Long before SKII, La Prairie, or the coveted Crème de la Mer, there was Helena Rubinstein.
Your mother or grandmother probably used Helena Rubinstein creams or cosmetics once upon a time. But not that many people know about Helena’s Australian connections. She was little known and has been virtually forgotten, but her extraordinary life spanned nearly a century (she died in 1965 at the age of ninety-three) and three continents. She was banished by her family to Australia at age 24 for refusing to accept an arranged marriage and as a result, became a pioneer who reinvented beauty for modern times. Napoleon Perdis says that he is inspired by Helena. She really was a Polish modern day Scarlett O’Hara!
This is the extraordinary story of the woman who created a cosmetic empire and gave it her name, of an entrepreneur who started with nothing except a belief in the strength of women. The eldest of eight girls in a poor Jewish Orthodox family, Helena was born in Krakow, Poland, in 1872. When she was banished to Australia her mother decided to slip a few pots of skin cream, made by a chemist friend of the family, into her daughter’s suitcase. Barely two decades later, the cream her mother gave her had become the foundation of her fortune. Coleraine in Victoria, where her uncle was a shopkeeper, might have been an "awful place" but it did not lack for lanolin, the secret ingredient in Helena’s creams. To disguise the sheep oil’s pungent pong, Helena experimented with lavender, pine bark and water lilies. At the forefront of women’s rights movements, Helena opened her first beauty institute in Collins Street, Melbourne in 1902, the year that women obtained the right to vote in Australia. Always ahead of her competitors (Arden, Factor, Revlon, Lauder), she developed marketing and advertising techniques that revolved around skin care and makeup, eventually opening beauty institutes in Australia, London, Paris, and New York. Using science to create cosmetics, she taught women all over the world to do their makeup, to take care of their skin, their bodies, and their well-being.
Helena married Edward Titus, a Polish-American journalist, editor, and brilliant publicist who helped her establish her empire, with whom she had two sons. She was madly in love; he made her suffer miserably. But he knew everything one needed to know about culture and art in Europe and America. It was through Edward that she was introduced to Cocteau, Colette, D.H. Lawrence, Man Ray.

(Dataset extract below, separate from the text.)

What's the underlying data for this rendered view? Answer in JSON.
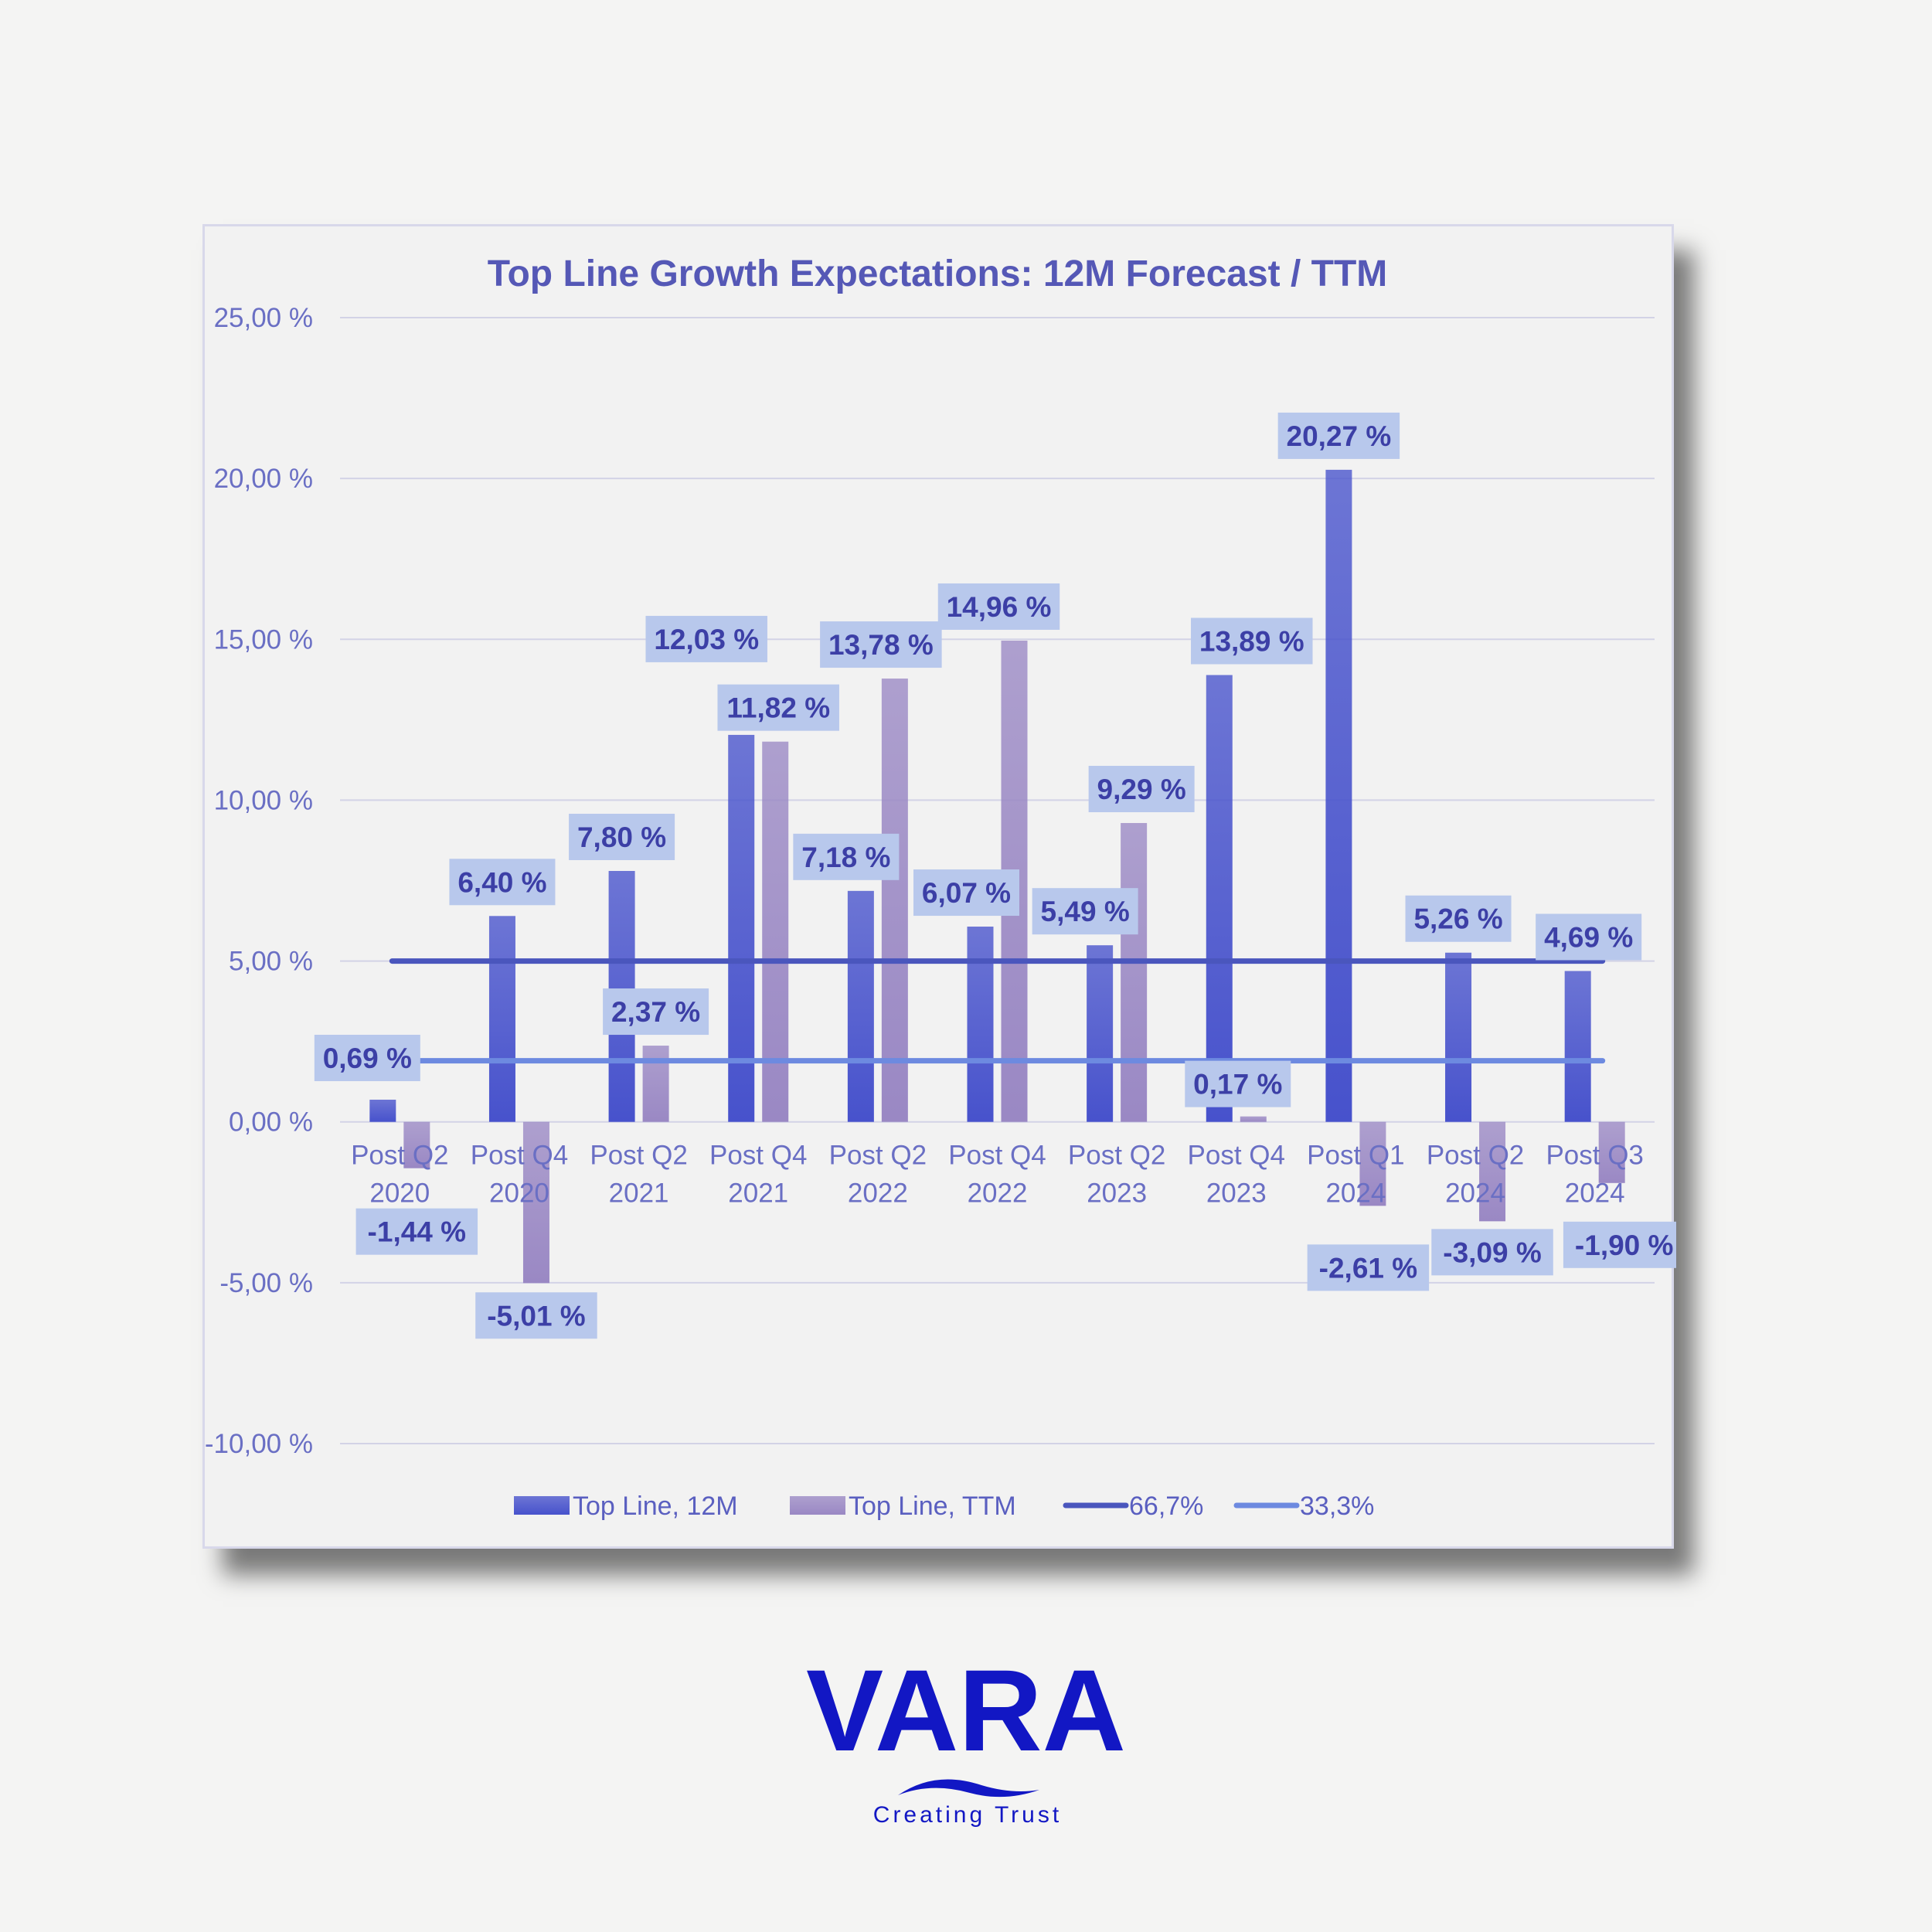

Avant-garde in all domains, she developed an astounding art collection, was a model for Dali, Dufy, Picasso, and owned homes in Europe and the United States. In 1938, she even became a princess, marrying Georgian prince Artchill Gourielli soon after her divorce with Edward Titus. She sold her to business to Lehman Brothers in 1928 only to buy it back one year later in the midst of the Depression: making a profit of $6 million, she became one of the wealthiest and most talented businesswomen of her day.
About the Author
Michèle Fitoussi was born in Tunisia to French parents, and has lived in Paris since the age of five. She has worked for the past twenty-five years at Elle magazine and has interviewed many influential decision makers and world leaders in areas as varied as politics, human sciences, sports, literature and the media.